Panoramic radiographs may be insufficient to understand the anatomy of the nasal cavity. In their retrospective study, Park et al. evaluated patients who underwent sinus floor elevation with CBCT. As a result, they found that 13 of 72 patients accidentally perforated the nasal cavity [13]. In the same study, it was reported that two implants were lost, and the apical portions of the implants were surrounded by thin nasal mucosa with endoscopic visualization [13]. In this current study, significant differences were observed in vertical measurements made on panoramic and CBCT images. The measurements made on the panoramic radiograph for the canine and first premolar region were higher than the actual vertical height. Park et al. associated this condition with inferior meatus pneumatization in their study [13]. Yeom et al. attributed this situation to the following two factors: the nasal fossa in this region could not be detected because the horizontal radiopaque line of the hard palate was similar to or below the antrum floor, or because the cortical structure of the bone between the lateral wall of the nasal cavity and the medial wall of the maxillary sinus (Figure 6) was observed as a triangular shape, as if the bone volume was larger than the real three-dimensional volume [20]. The point we want to emphasize in our study is the triangular region on the lateral side of the nasal cavity (Figure 7). In individuals with atrophic maxilla, implants intended to be placed in the canine and first premolar tooth region are in the inferior part of this triangular area. They may cause various complications because the vertical amount of the residual alveolar crest is small, and this triangular region makes it difficult to fully diagnose the nasal cavity borders. For this reason, in cases of atrophic maxilla, even if sufficient bone is seen on panoramic radiography, applying CBCT will help prevent complications.

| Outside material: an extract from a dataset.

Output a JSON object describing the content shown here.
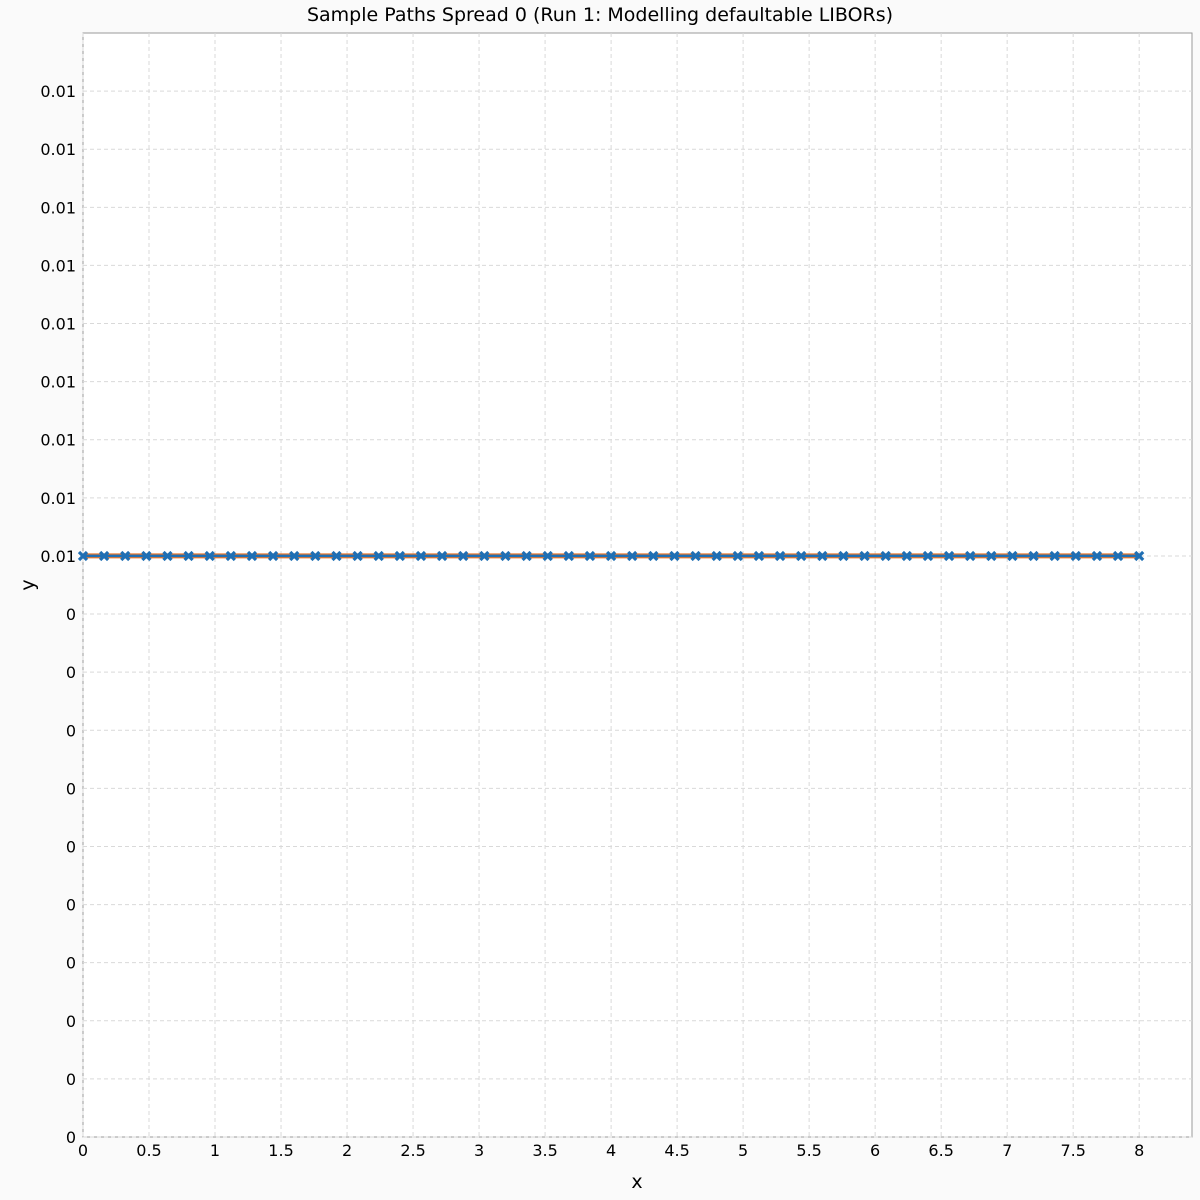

There are some limitations in this study. One of these was that the virtual implants were only placed at certain lengths and only measured a certain diameter with respect to a model of a single brand. In our study, nasal cavity perforations were associated only with vertical distance. However, the following has been overlooked: As the diameter of the implants increases, they may cause small perforations in the horizontal direction. In addition, the virtual implants placed in this study were 8, 10, 12, and 14 mm long. Different brands have implant options in intermediate sizes. Another limitation is that all CBCT and panoramic radiographs evaluated were obtained with a single brand of device. In different brands of devices, the transfer of bone density to the image and the sharpness of the demarcation lines may cause different measurements. This situation was also neglected in our study. Another issue was that the panoramic radiograph was obtained from CBCT sections. The reason for this is that if a second panoramic radiograph is taken from the patients, the environment where the X-ray is taken will be different, and a different technician will take the X-ray; with differences in positioning, we think that variables such as these will increase, and the differences in the measurements will increase depending on these variables.

5. Conclusions

Carrying out radiographic examination before implant surgery can prevent complications in individuals with atrophic maxilla. Implants with lengths of 12 and 14 mm may have the potential to create perforations in the anterior maxilla region. There are significant vertical length differences between panoramic and CBCT images of the same individuals. This difference is greater than the actual size in the panoramic radiograph in the canine and first premolar regions, while it is less than the actual size in the lateral and central incisor regions. Panoramic radiographs may be inadequate in understanding the three-dimensional anatomy of the maxilla and preventing nasal cavity perforations. Planning with virtual implants and fully understanding the anatomy of the nasal cavity on images obtained from CBCT can prevent complications.